Hier kommen fünf Tipps bei der Suche nach der richtigen Fahrschule:
- Vergleiche die Preise: Setze nicht auf den günstigsten Anbieter - eine gute Ausbildung kann dir Fahrstunden und Prüfungswiederholungen ersparen.
- Nutze Empfehlungen: Lese Online-Bewertungen und Erfahrungsberichte. Persönliche Empfehlungen von Freunden oder Familie sind am wertvollsten.
- Absolviere Probeunterricht: Vereinbare ein Beratungsgespräch, um Fahrlehrer und Lernumfeld kennenzulernen. Erkundige dich bei Fahrschülern nach der Lernumgebung.

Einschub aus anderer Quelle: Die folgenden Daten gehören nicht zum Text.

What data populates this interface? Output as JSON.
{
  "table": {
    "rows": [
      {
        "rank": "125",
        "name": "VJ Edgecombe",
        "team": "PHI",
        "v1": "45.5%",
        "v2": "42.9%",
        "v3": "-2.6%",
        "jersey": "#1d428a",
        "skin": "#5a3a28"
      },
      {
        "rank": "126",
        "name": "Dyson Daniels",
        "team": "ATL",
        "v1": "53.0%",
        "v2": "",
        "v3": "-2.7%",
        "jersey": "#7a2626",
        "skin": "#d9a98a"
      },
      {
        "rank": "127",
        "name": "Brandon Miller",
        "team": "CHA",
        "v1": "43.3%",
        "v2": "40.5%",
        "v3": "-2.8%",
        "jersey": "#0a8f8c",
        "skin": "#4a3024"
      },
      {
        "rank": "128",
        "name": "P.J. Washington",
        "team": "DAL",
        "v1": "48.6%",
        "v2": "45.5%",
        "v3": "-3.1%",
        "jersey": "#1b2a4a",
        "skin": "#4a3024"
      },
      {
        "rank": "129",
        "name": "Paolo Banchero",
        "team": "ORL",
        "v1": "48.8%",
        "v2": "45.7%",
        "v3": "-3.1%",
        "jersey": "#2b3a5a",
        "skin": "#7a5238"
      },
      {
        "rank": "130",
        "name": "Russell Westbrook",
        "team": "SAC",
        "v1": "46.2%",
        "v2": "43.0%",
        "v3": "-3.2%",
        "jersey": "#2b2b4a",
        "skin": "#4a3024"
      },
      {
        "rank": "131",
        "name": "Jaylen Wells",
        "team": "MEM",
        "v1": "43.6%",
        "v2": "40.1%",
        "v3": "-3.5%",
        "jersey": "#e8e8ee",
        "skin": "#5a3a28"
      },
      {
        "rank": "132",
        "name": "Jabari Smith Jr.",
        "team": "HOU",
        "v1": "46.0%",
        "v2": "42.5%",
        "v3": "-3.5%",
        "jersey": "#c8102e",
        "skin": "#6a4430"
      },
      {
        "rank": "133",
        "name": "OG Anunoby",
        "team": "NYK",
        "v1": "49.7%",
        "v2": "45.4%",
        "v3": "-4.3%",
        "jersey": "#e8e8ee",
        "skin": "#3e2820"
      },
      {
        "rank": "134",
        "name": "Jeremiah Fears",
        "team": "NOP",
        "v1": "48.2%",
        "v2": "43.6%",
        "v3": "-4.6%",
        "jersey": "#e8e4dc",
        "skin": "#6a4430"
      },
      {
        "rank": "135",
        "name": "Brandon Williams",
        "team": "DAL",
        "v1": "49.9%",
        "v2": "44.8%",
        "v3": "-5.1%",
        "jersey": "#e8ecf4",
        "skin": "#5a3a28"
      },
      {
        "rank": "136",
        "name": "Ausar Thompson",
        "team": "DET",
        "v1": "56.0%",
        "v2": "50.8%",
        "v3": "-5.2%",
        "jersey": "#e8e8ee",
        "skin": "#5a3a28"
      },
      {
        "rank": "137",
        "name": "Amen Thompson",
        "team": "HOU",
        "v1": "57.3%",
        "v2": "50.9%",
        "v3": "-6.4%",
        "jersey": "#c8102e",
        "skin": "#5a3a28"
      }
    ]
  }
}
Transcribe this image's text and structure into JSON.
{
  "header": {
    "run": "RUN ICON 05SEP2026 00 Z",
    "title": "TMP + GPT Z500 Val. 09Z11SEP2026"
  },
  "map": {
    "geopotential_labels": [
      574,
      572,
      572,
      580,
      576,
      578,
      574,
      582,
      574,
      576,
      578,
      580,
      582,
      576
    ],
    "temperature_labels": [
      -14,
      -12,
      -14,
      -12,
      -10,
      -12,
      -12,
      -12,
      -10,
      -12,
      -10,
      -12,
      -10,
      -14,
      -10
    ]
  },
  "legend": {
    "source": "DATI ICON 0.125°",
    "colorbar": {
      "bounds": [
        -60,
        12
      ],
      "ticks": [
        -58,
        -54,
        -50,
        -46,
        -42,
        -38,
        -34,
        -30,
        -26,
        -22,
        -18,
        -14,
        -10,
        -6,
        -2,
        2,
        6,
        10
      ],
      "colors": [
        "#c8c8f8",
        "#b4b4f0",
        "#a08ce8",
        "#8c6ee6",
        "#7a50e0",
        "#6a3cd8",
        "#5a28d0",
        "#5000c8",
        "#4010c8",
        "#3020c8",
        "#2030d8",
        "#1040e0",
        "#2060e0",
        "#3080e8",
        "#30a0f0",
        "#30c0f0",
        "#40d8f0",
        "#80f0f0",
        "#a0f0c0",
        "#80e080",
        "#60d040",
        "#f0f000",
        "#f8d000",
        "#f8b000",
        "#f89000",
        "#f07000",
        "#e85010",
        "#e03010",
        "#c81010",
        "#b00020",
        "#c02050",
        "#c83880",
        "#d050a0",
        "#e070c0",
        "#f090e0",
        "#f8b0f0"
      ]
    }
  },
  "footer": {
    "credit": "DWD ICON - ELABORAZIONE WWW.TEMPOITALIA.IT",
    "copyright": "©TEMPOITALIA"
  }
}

- Prüfe die Flexibilität: Frage nach, ob Fahrstunden auch abends oder am Wochenende möglich sind. Eine Fahrschule mit mehreren Fahrlehrern bietet die Möglichkeit zu wechseln, falls die Chemie nicht stimmt.
- Berücksichtige die Erreichbarkeit: Eine Fahrschule in der Nähe erspart dir Zeit und Fahrtkosten.
Kombi-Ausbildung: Auto- und Motorradführerschein zusammen machen
Werden Auto- und Motorradführerschein im direkten zeitlichen Zusammenhang erworben, ergibt sich daraus grundsätzlich immer eine Kostenersparnis. Der Umfang ist abhängig von verschiedenen Faktoren wie Alter, bereits vorhandenem Führerschein oder angestrebter Fahrzeugklasse des Motorrads. Wer den Motorradführerschein gleich zusammen mit dem Autoführerschein macht, kann viel Geld sparen. Wenn beide Fahrerlaubnisse gleichzeitig absolviert werden, lässt sich während des Führerscheinerwerbs an einigen Stellen sparen.
Wenn Du schon mit 16 die Fahrerlaubnis A1 erworben hast, kannst Du beim späteren Autoführerschein immerhin sechs der vorgeschriebenen zwölf Doppelstunden Theoriegrundausbildung einsparen. Ist Dein Budget ausreichend für einen Kombiführerschein, sparst Du effektiv mehr Geld ein, als die Beispielrechnung zeigt.